Pressure Drop and Flow Characteristics in a Diffuser with a Dimpled Tube

Abstract

The pressure drops and flow characteristics in a diffuser fitted with a semi-dimpled tube are numerically studied. Air is selected as a working fluid and its physical properties are modelled using pressure and velocity distribution. The study reveals that every semi-dimple acts as a vortex generator. They provide the flow with intensive vortices between the dimpled surface and the diffuser wall. Therefore, they cause an enhancement in the pressure drop inside the diffuser. The performance of the dimples consisting of sphere type dimples with 5 mm in diameter.
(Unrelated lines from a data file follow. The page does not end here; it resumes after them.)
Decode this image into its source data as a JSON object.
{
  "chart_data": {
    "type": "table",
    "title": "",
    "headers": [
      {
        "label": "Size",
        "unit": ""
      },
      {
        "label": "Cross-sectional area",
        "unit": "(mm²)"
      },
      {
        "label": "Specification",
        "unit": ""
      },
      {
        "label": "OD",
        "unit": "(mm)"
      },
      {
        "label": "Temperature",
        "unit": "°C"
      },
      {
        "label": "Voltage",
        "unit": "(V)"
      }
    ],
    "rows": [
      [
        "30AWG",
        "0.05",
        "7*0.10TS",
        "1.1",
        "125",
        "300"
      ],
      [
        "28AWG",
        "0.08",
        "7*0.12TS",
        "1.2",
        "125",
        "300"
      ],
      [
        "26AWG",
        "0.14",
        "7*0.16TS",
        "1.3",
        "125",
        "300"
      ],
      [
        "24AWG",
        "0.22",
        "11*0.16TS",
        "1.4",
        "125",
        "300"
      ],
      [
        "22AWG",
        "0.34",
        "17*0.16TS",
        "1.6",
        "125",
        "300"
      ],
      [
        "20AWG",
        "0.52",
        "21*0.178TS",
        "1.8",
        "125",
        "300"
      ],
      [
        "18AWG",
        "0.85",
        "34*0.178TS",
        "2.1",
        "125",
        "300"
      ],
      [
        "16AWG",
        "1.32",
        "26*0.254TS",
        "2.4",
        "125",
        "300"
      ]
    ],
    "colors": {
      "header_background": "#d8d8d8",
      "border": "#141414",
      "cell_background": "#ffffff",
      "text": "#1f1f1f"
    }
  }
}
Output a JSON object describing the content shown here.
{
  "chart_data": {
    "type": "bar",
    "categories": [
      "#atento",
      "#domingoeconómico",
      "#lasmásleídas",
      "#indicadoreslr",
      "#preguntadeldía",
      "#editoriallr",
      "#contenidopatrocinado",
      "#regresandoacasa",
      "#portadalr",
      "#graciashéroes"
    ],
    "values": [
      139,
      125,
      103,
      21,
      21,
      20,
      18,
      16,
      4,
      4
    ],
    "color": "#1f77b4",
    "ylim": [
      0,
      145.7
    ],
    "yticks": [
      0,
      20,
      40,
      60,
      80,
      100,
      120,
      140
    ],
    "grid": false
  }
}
Three “Reynolds number” operated in the range of 25000 ˂Re˂ 50000 that is based on the hydraulic diameter of the diffuser Dh. The variation in Reynolds number is examined to further investigations of the pressure drop and flow characteristics of the diffuser. The numerical simulations are conducted using incompressible steady-state Reynolds Averaged Navier Stokes equations and the turbulence model “RNG k-e is utilized in the current study. The flow characteristics of the diffuser with semi-dimpled tube are analysed and compared in terms of pressure contour, velocity profile, and velocity vectors, at the operating range of Reynolds numbers. The results are discussed to point out the flow structure mechanisms. It is found that equipping the diffuser with a semi-dimpled tube leads to an increase in the recirculation and vortices inside and near the dimples area. Therefore, they have a considerable influence on the flow field. For the diffuser equipped with a semi-dimpled tube, it is noted that the flow characteristics depend on the Reynolds number. The pressure drop in the flow direction becomes lower with increasing Reynolds number. The findings indicate that for the semi-dimples, increasing Reynolds number increases the velocity distribution significantly due to better mixing of the air.